Esses números por si só já desfazem qualquer "má" influência da
internet sobre os hábitos de leitura do brasileiro.
- A internet não deve ser vista como algo negativo, pois amplia nossas
possibilidades de leitura. É claro que é preciso um olhar crítico, e
este é o papel do educador, o de orientar a busca, seleção e
gerenciamento das informações que estão disponíveis na rede - afirma
Valéria Caratti, consultora do portal Planeta Educação.
Não só a leitura como também a escrita foram favorecidas pela explosão
da comunicação na internet observada na última década, que proporcionou
um contato maior das pessoas com atividades que envolvam a escrita -
como deixar um recado na página de um amigo, escrever um e-mail ou
postar textos num blog. Também é inegável que sites de relacionamento -
como Orkut, Twitter e Facebook, só para citar os mais conhecidos -
tornaram o ato de escrever mais banal e cotidiano, sem nenhum prejuízo
nisto, uma vez que a escrita elaborada deixou de ser algo exclusivo de
escritores e das atividades escolares.
Os números atestam a presença incontornável das redes sociais no dia a
dia das pessoas. Segundo uma pesquisa realizada pela empresa Hitwise
Serasa Experian, essas redes são responsáveis por 62% do tráfego de
internet no Brasil. Em julho de 2009, 21,4 milhões de pessoas usaram
algum tipo de rede social no país, isto é, cerca de 83% dos internautas
residenciais, de acordo com o Ibope Nielsen Online.

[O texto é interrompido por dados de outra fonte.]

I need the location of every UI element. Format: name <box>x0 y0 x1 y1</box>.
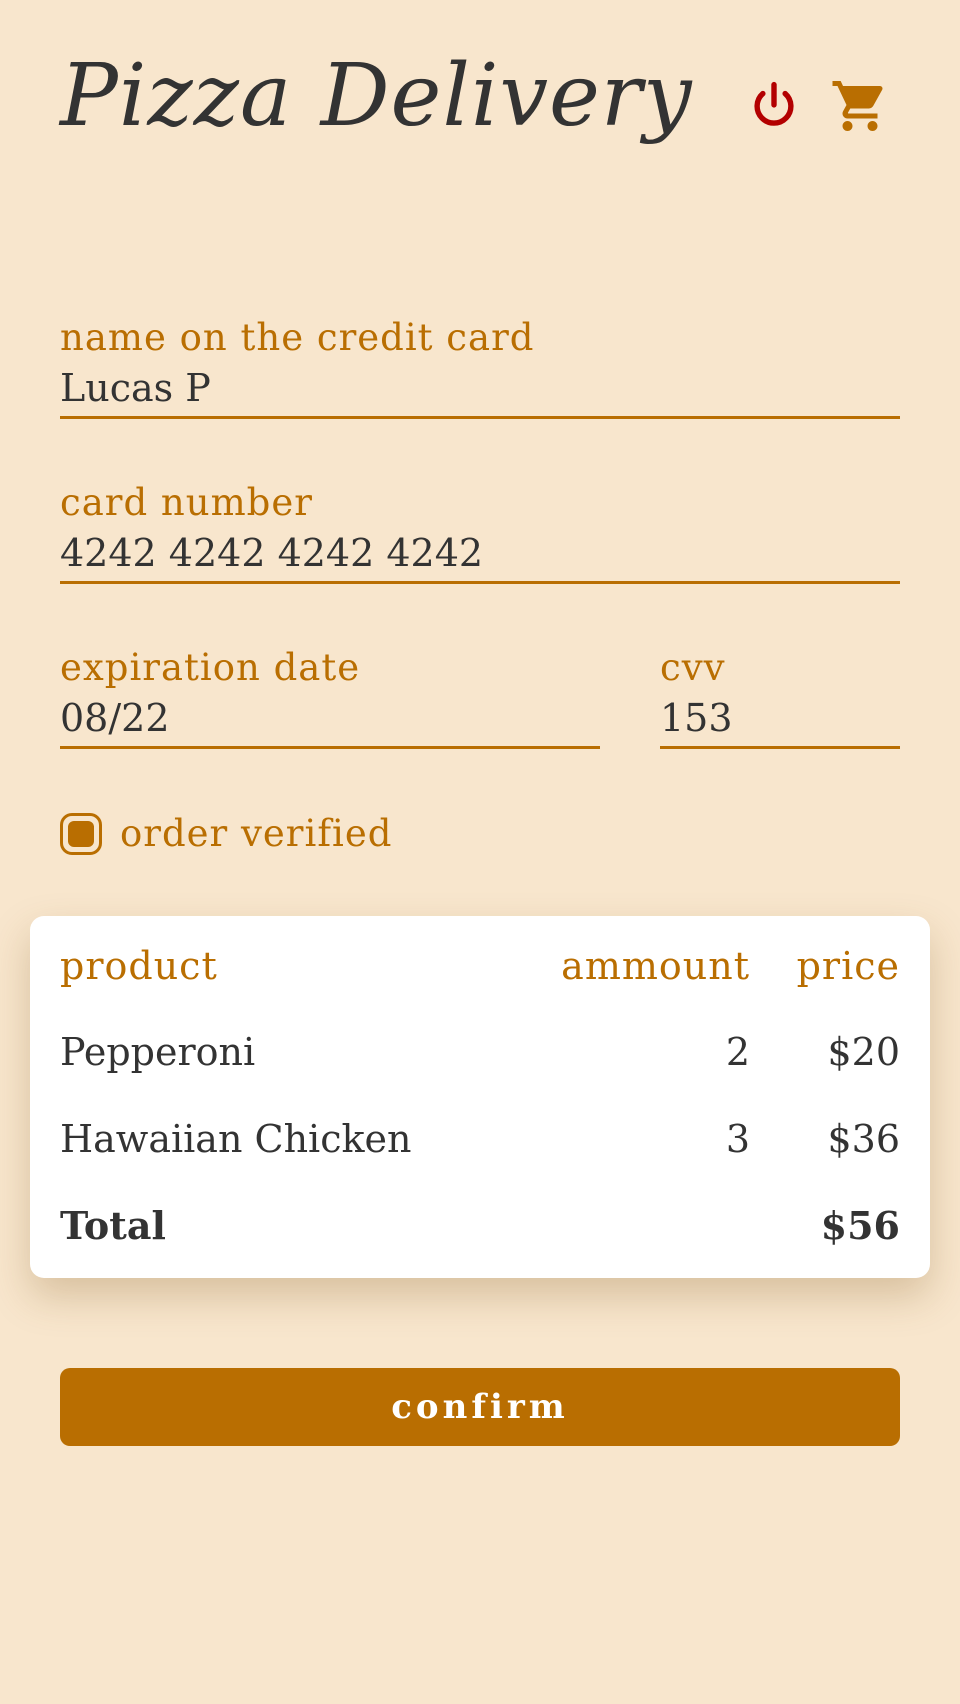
order-item-row: Pepperoni 2 $20 <box>60 1022 900 1082</box>
order-total-label: Total <box>60 1203 166 1248</box>
name-on-card-label: name on the credit card <box>60 316 535 359</box>
order-total-value: $56 <box>820 1203 900 1248</box>
confirm-button[interactable]: confirm <box>60 1368 900 1446</box>
price-column-header: price <box>796 944 900 988</box>
order-item-price: $20 <box>827 1030 900 1074</box>
order-total-row: Total $56 <box>60 1196 900 1256</box>
order-item-amount: 3 <box>725 1117 750 1161</box>
order-item-row: Hawaiian Chicken 3 $36 <box>60 1109 900 1169</box>
cart-button[interactable] <box>830 76 890 136</box>
amount-column-header: ammount <box>561 944 750 988</box>
card-number-label: card number <box>60 481 313 524</box>
order-verified-label: order verified <box>120 812 393 855</box>
order-item-product: Hawaiian Chicken <box>60 1117 412 1161</box>
order-table-header: product ammount price <box>60 936 900 996</box>
cvv-label: cvv <box>660 646 726 689</box>
order-item-product: Pepperoni <box>60 1030 256 1074</box>
order-item-price: $36 <box>827 1117 900 1161</box>
order-verified-checkbox[interactable] <box>60 812 102 855</box>
expiration-date-label: expiration date <box>60 646 361 689</box>
card-number-input[interactable] <box>60 525 900 581</box>
cvv-field: cvv <box>660 646 900 749</box>
checkbox-checked-mark <box>68 820 94 847</box>
name-on-card-field: name on the credit card <box>60 316 900 419</box>
card-number-field: card number <box>60 481 900 584</box>
checkout-page: Pizza Delivery name on the credit card c… <box>0 0 960 1704</box>
order-item-amount: 2 <box>725 1030 750 1074</box>
product-column-header: product <box>60 944 218 988</box>
expiration-date-input[interactable] <box>60 690 600 746</box>
cvv-input[interactable] <box>660 690 900 746</box>
name-on-card-input[interactable] <box>60 360 900 416</box>
logout-button[interactable] <box>744 76 804 136</box>
app-title: Pizza Delivery <box>60 46 693 146</box>
cart-icon <box>832 81 883 131</box>
order-summary-card: product ammount price Pepperoni 2 $20 Ha… <box>30 916 930 1278</box>
order-verified-toggle[interactable]: order verified <box>60 812 392 855</box>
expiration-date-field: expiration date <box>60 646 600 749</box>
power-icon <box>754 81 794 126</box>
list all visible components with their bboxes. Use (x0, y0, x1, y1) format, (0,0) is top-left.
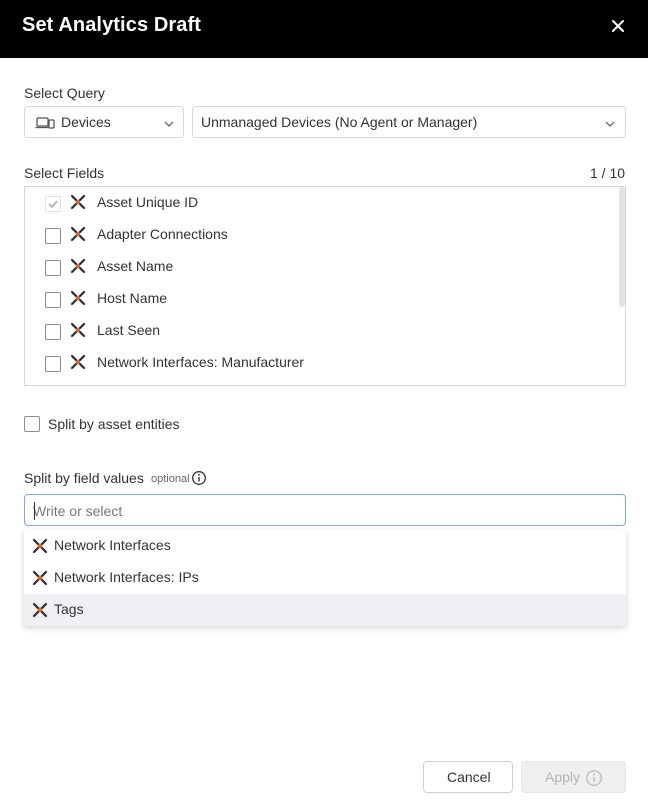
query-select-value: Unmanaged Devices (No Agent or Manager) (201, 114, 478, 130)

O que já havia sido deflagrado nos anos 90 pela comunicação via e-mail,
mensageiros eletrônicos e pela cultura escrita dos blogs, as redes
sociais elevaram à enésima potência ao garantir interatividade e
visibilidade às pessoas em torno de interesses em comum. O próprio
microblog Twitter, intensamente debatido na mídia por sua contribuição à
concisão (ver a matéria "
O que é possível dizer em 140 caracteres?
", Língua 54), de certa forma cristalizou uma tendência a textos
enxutos. Gêneros de texto como o aforisma, o haicai e o epigrama, entre
outras formas breves, encontram no Twitter o suporte ideal.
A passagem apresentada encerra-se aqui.